W odpowiedzi na działania Rosji na Ukrainie, NATO zorganizowało w 2015 r. serię manewrów pod wspólnym kryptonimem „Allied Shield” (Sojusznicza Tarcza). Wśród nich m.in. „Noble Jump” „Saber Strike-15” na poligonach Polski, Litwy, Łotwy i Estonii; ćwiczenia „Baltops” na Bałtyku, a także ćwiczenia Sił Odpowiedzi NATO „Trident Joust”, głównie w Rumunii. Łącznie w „Allied Shield” weźmie udział ok. 15 tys. żołnierzy z 22 państw.
NATO podkreśla, że wszystkie ćwiczenia mają charakter obronny, a ich celem jest zwiększenie interoperacyjności oraz gotowości do wspólnego zaangażowania w kolektywną obronę. Zintensyfikowanie ćwiczeń wielonarodowych jest realizacją postanowień z ubiegłorocznego szczytu NATO w Newport.

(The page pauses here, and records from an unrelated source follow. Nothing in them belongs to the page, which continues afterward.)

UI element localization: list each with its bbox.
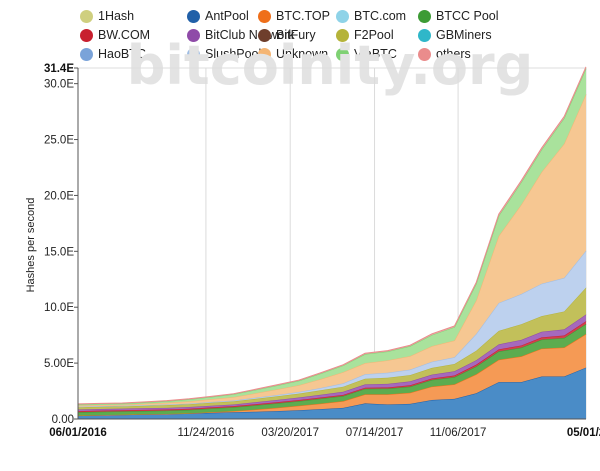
legend-swatch	[80, 47, 93, 61]
legend: 1Hash AntPool BTC.TOP BTC.com BTCC Pool BW.CO…	[0, 0, 600, 64]
y-tick-label: 0.00	[52, 414, 74, 426]
area-f2pool[interactable]	[78, 287, 586, 410]
legend-label: BTCC Pool	[436, 9, 499, 23]
axes: 0.00 5.00E 10.0E 15.0E 20.0E 25.0E 30.0E 31.4E 0…	[44, 63, 600, 439]
legend-label: HaoBTC	[98, 47, 146, 61]
legend-swatch	[258, 47, 271, 61]
watermark: bitcoinity.org	[127, 34, 534, 97]
y-tick-label: 20.0E	[44, 190, 74, 202]
legend-item[interactable]: others	[418, 46, 471, 62]
legend-item[interactable]: HaoBTC	[80, 46, 146, 62]
y-tick-label: 10.0E	[44, 302, 74, 314]
y-tick-label: 25.0E	[44, 135, 74, 147]
legend-item[interactable]: BTCC Pool	[418, 8, 499, 24]
legend-label: Unknown	[276, 47, 329, 61]
legend-label: AntPool	[205, 9, 249, 23]
legend-swatch	[258, 28, 271, 42]
legend-label: F2Pool	[354, 28, 394, 42]
y-tick-label: 31.4E	[44, 63, 74, 75]
y-tick-label: 15.0E	[44, 246, 74, 258]
legend-item[interactable]: BitClub Network	[187, 27, 295, 43]
legend-label: 1Hash	[98, 9, 135, 23]
legend-label: BTC.TOP	[276, 9, 330, 23]
legend-label: ViaBTC	[354, 47, 397, 61]
x-tick-label: 06/01/2016	[49, 427, 107, 439]
legend-label: BTC.com	[354, 9, 407, 23]
legend-item[interactable]: BTC.com	[336, 8, 406, 24]
x-tick-label: 07/14/2017	[346, 427, 404, 439]
area-antpool[interactable]	[78, 367, 586, 419]
legend-swatch	[187, 9, 200, 23]
y-tick-label: 30.0E	[44, 79, 74, 91]
legend-swatch	[258, 9, 271, 23]
legend-item[interactable]: BTC.TOP	[258, 8, 330, 24]
legend-swatch	[187, 28, 200, 42]
legend-item[interactable]: ViaBTC	[336, 46, 397, 62]
legend-swatch	[336, 28, 349, 42]
legend-item[interactable]: SlushPool	[187, 46, 261, 62]
legend-label: GBMiners	[436, 28, 492, 42]
area-btc-top[interactable]	[78, 334, 586, 416]
legend-label: BW.COM	[98, 28, 151, 42]
legend-item[interactable]: F2Pool	[336, 27, 394, 43]
legend-item[interactable]: GBMiners	[418, 27, 492, 43]
x-tick-label: 11/06/2017	[430, 427, 487, 439]
legend-swatch	[80, 9, 93, 23]
y-tick-label: 5.00E	[44, 358, 74, 370]
legend-item[interactable]: Unknown	[258, 46, 328, 62]
area-slushpool[interactable]	[78, 250, 586, 408]
legend-swatch	[336, 47, 349, 61]
area-series	[77, 66, 587, 419]
area-edge	[77, 314, 587, 410]
x-tick-label: 03/20/2017	[261, 427, 319, 439]
area-edge	[77, 66, 587, 405]
y-axis-label: Hashes per second	[25, 198, 37, 293]
legend-swatch	[80, 28, 93, 42]
area-viabtc[interactable]	[78, 68, 586, 406]
legend-swatch	[187, 47, 200, 61]
legend-label: BitFury	[276, 28, 316, 42]
legend-swatch	[336, 9, 349, 23]
legend-swatch	[418, 47, 431, 61]
x-tick-label: 11/24/2016	[178, 427, 235, 439]
legend-item[interactable]: BW.COM	[80, 27, 150, 43]
legend-swatch	[418, 9, 431, 23]
legend-item[interactable]: AntPool	[187, 8, 249, 24]
legend-label: others	[436, 47, 471, 61]
legend-swatch	[418, 28, 431, 42]
legend-item[interactable]: 1Hash	[80, 8, 134, 24]
x-tick-label: 05/01/2	[567, 427, 600, 439]
watermark-layer: bitcoinity.org	[127, 34, 534, 97]
legend-item[interactable]: BitFury	[258, 27, 316, 43]
legend-label: BitClub Network	[205, 28, 295, 42]
legend-label: SlushPool	[205, 47, 262, 61]
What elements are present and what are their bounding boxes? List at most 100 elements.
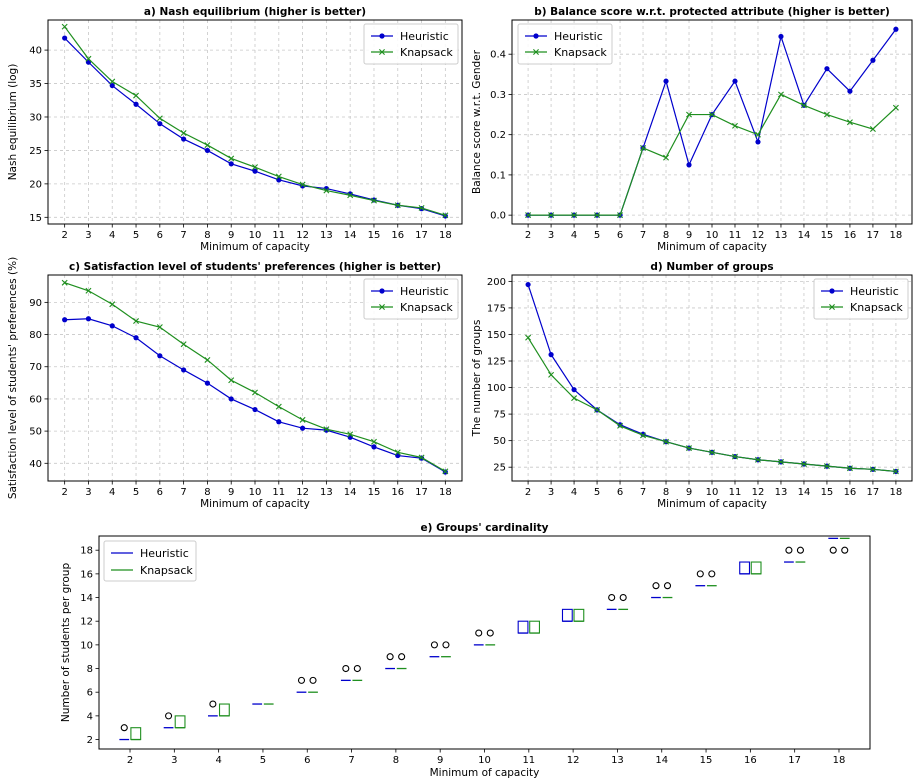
x-tick-label: 2 <box>525 487 531 498</box>
data-point-knapsack <box>594 406 601 413</box>
box-knapsack <box>750 561 762 575</box>
data-point-heuristic <box>204 380 211 386</box>
x-tick-label: 14 <box>798 230 811 241</box>
x-tick-label: 7 <box>640 230 646 241</box>
legend-box <box>813 278 909 320</box>
outlier-point <box>297 676 306 684</box>
x-tick-label: 11 <box>729 487 742 498</box>
legend-label: Knapsack <box>400 301 453 314</box>
x-tick-label: 6 <box>617 487 623 498</box>
data-point-knapsack <box>323 187 330 194</box>
x-tick-label: 9 <box>686 487 692 498</box>
x-tick-label: 2 <box>61 487 67 498</box>
data-point-heuristic <box>824 66 830 72</box>
legend-marker <box>379 304 385 310</box>
x-tick-label: 7 <box>180 230 186 241</box>
data-point-knapsack <box>525 334 532 341</box>
legend-marker <box>829 304 835 310</box>
outlier-point <box>619 593 627 602</box>
data-point-heuristic <box>62 317 68 323</box>
data-point-heuristic <box>204 147 211 154</box>
data-point-knapsack <box>180 341 187 348</box>
x-tick-label: 13 <box>611 755 624 766</box>
y-tick-label: 200 <box>487 277 506 288</box>
box-heuristic <box>517 620 529 634</box>
outlier-point <box>309 676 317 684</box>
data-point-heuristic <box>109 323 115 329</box>
data-point-heuristic <box>893 26 899 32</box>
y-tick-label: 25 <box>29 146 42 157</box>
outlier-point <box>442 641 450 649</box>
y-tick-label: 35 <box>29 79 42 90</box>
data-point-knapsack <box>252 164 258 171</box>
x-tick-label: 2 <box>525 230 531 241</box>
data-point-knapsack <box>394 449 401 456</box>
data-point-knapsack <box>156 115 163 122</box>
data-point-knapsack <box>617 422 624 429</box>
x-tick-label: 7 <box>640 487 646 498</box>
legend: Heuristic Knapsack <box>517 23 613 65</box>
outlier-point <box>796 546 804 554</box>
y-tick-label: 75 <box>493 410 506 421</box>
y-tick-label: 175 <box>487 303 506 314</box>
data-point-heuristic <box>62 35 68 41</box>
data-point-knapsack <box>394 202 401 209</box>
data-point-knapsack <box>347 192 354 199</box>
legend-marker <box>533 49 539 55</box>
data-point-knapsack <box>571 395 578 402</box>
y-axis-label: Balance score w.r.t. Gender <box>471 49 483 194</box>
legend-box <box>103 540 197 582</box>
data-point-knapsack <box>777 458 784 465</box>
data-point-knapsack <box>275 403 282 410</box>
x-axis-label: Minimum of capacity <box>200 241 310 253</box>
y-tick-label: 15 <box>29 213 42 224</box>
data-point-knapsack <box>663 154 670 161</box>
data-point-knapsack <box>418 204 425 211</box>
data-point-knapsack <box>686 445 693 452</box>
legend: Heuristic Knapsack <box>363 278 459 320</box>
x-tick-label: 4 <box>109 487 115 498</box>
data-point-knapsack <box>370 197 377 204</box>
y-tick-label: 50 <box>29 427 42 438</box>
x-tick-label: 10 <box>478 755 491 766</box>
data-point-knapsack <box>571 212 578 219</box>
y-tick-label: 18 <box>80 546 93 557</box>
x-tick-label: 12 <box>752 230 765 241</box>
outlier-point <box>353 664 361 673</box>
x-tick-label: 13 <box>320 230 333 241</box>
data-point-knapsack <box>180 130 187 137</box>
data-point-knapsack <box>892 468 899 475</box>
box-heuristic <box>561 608 573 622</box>
data-point-knapsack <box>323 426 330 433</box>
data-point-knapsack <box>133 92 140 99</box>
data-point-knapsack <box>61 23 68 30</box>
data-point-heuristic <box>778 33 784 40</box>
x-tick-label: 8 <box>393 755 399 766</box>
x-tick-label: 6 <box>157 230 163 241</box>
data-point-knapsack <box>731 453 738 460</box>
x-tick-label: 17 <box>415 230 428 241</box>
data-point-heuristic <box>371 444 377 450</box>
data-point-knapsack <box>61 279 68 286</box>
data-point-heuristic <box>181 136 187 142</box>
x-tick-label: 14 <box>655 755 668 766</box>
x-tick-label: 18 <box>833 755 846 766</box>
x-tick-label: 5 <box>133 487 139 498</box>
data-point-knapsack <box>869 126 876 133</box>
y-tick-label: 40 <box>29 459 42 470</box>
x-tick-label: 3 <box>548 230 554 241</box>
x-tick-label: 14 <box>798 487 811 498</box>
x-tick-label: 14 <box>344 230 357 241</box>
x-tick-label: 13 <box>320 487 333 498</box>
x-tick-label: 11 <box>522 755 535 766</box>
x-tick-label: 13 <box>775 487 788 498</box>
plot-frame <box>98 535 871 750</box>
x-tick-label: 4 <box>571 487 577 498</box>
outlier-point <box>209 700 217 708</box>
data-point-knapsack <box>846 119 853 126</box>
x-tick-label: 12 <box>752 487 765 498</box>
y-axis-label: Number of students per group <box>60 563 72 723</box>
data-point-knapsack <box>754 456 761 463</box>
legend: Heuristic Knapsack <box>103 540 197 582</box>
data-point-heuristic <box>686 162 692 168</box>
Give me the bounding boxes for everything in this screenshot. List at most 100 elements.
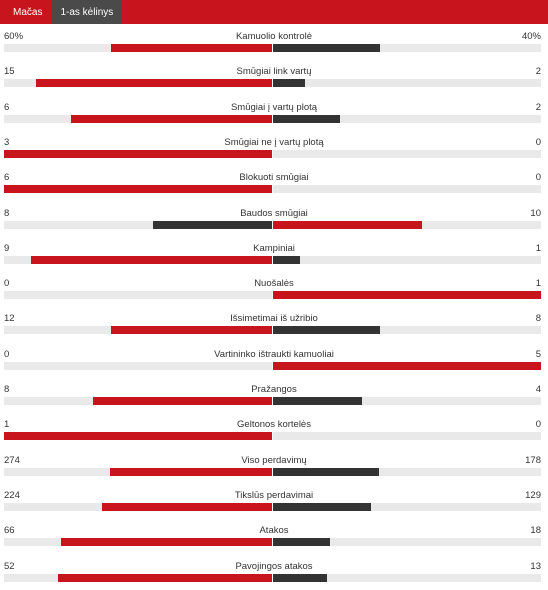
stat-row: 8 Pražangos 4 [0,384,548,410]
away-value: 129 [525,489,541,501]
away-bar-fill [273,502,371,511]
away-bar-fill [273,220,422,229]
away-value: 8 [535,313,541,325]
stat-row: 224 Tikslūs perdavimai 129 [0,490,548,516]
stat-label: Nuošalės [254,278,294,290]
home-value: 8 [4,207,10,219]
away-bar-fill [273,573,327,582]
away-value: 0 [535,136,541,148]
home-bar-track [4,361,272,370]
away-value: 5 [535,348,541,360]
home-bar-fill [61,538,272,547]
stat-row: 8 Baudos smūgiai 10 [0,208,548,234]
home-bar-fill [111,44,272,52]
home-value: 12 [4,313,15,325]
away-bar-track [273,149,541,158]
away-bar-track [273,502,541,511]
stat-label: Kamuolio kontrolė [235,31,313,42]
home-value: 9 [4,242,10,254]
home-bar-track [4,538,272,547]
away-bar-track [273,114,541,123]
home-bar-track [4,220,272,229]
away-value: 0 [535,172,541,184]
away-bar-fill [273,467,379,476]
home-value: 274 [4,454,20,466]
away-bar-track [273,432,541,441]
stat-label: Atakos [259,525,289,537]
stat-row: 52 Pavojingos atakos 13 [0,561,548,587]
home-value: 60% [4,31,24,42]
stat-row: 274 Viso perdavimų 178 [0,455,548,481]
away-bar-track [273,326,541,335]
home-value: 66 [4,525,15,537]
home-value: 3 [4,136,10,148]
stat-label: Blokuoti smūgiai [239,172,309,184]
home-bar-fill [31,255,272,264]
away-bar-track [273,397,541,405]
away-value: 2 [535,101,541,113]
away-value: 1 [535,242,541,254]
away-bar-fill [273,44,380,52]
home-bar-fill [110,467,272,476]
home-bar-fill [4,432,272,441]
home-bar-fill [4,185,272,194]
away-bar-fill [273,326,380,335]
stat-label: Pražangos [251,384,297,395]
home-bar-track [4,44,272,52]
away-value: 2 [535,66,541,78]
home-value: 0 [4,348,10,360]
away-bar-track [273,255,541,264]
stat-row: 6 Blokuoti smūgiai 0 [0,172,548,198]
home-bar-fill [4,149,272,158]
away-value: 40% [521,31,541,42]
stat-row: 3 Smūgiai ne į vartų plotą 0 [0,137,548,163]
home-value: 224 [4,489,20,501]
stat-label: Smūgiai ne į vartų plotą [224,136,324,148]
stat-row: 15 Smūgiai link vartų 2 [0,66,548,92]
away-bar-fill [273,114,340,123]
tab-first-half[interactable]: 1-as kėlinys [51,0,123,24]
stat-label: Viso perdavimų [241,454,307,466]
home-value: 1 [4,419,10,431]
stat-label: Tikslūs perdavimai [234,489,314,501]
stat-label: Vartininko ištraukti kamuoliai [214,348,334,360]
away-bar-track [273,467,541,476]
away-bar-fill [273,291,541,300]
home-bar-fill [36,79,272,88]
stat-label: Pavojingos atakos [235,560,313,572]
stat-label: Baudos smūgiai [240,207,308,219]
home-bar-track [4,79,272,88]
home-bar-fill [71,114,272,123]
home-bar-fill [58,573,272,582]
stat-label: Smūgiai į vartų plotą [230,101,318,113]
away-bar-track [273,573,541,582]
home-bar-fill [111,326,272,335]
home-bar-track [4,185,272,194]
away-value: 0 [535,419,541,431]
away-bar-fill [273,538,330,547]
home-bar-track [4,573,272,582]
stat-label: Kampiniai [253,242,295,254]
away-value: 4 [535,384,541,395]
home-value: 52 [4,560,15,572]
stat-label: Geltonos kortelės [237,419,311,431]
home-bar-track [4,397,272,405]
tab-match[interactable]: Mačas [13,6,43,18]
home-value: 0 [4,278,10,290]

Ćwiczą również Rosjanie. Ponad 80 tys. żołnierzy uczestniczyło w manewrach wojskowych na wielką skalę w marcu br. w czterech zakątkach Rosji. W ćwiczeniach brały udział okręty, obrona przeciwlotnicza i bombowce strategiczne.
W ćwiczeniach w Arktyce uczestniczy prawie 40 tys. żołnierzy, 41 okrętów nawodnych i 15 podwodnych. Przytoczony przez RIA-Nowosti rosyjski minister obrony Siergiej Szojgu oświadczył, że nowe wyzwania i zagrożenia dla bezpieczeństwa Rosji zmusiły ją do dalszego zwiększenia potencjału wojskowego.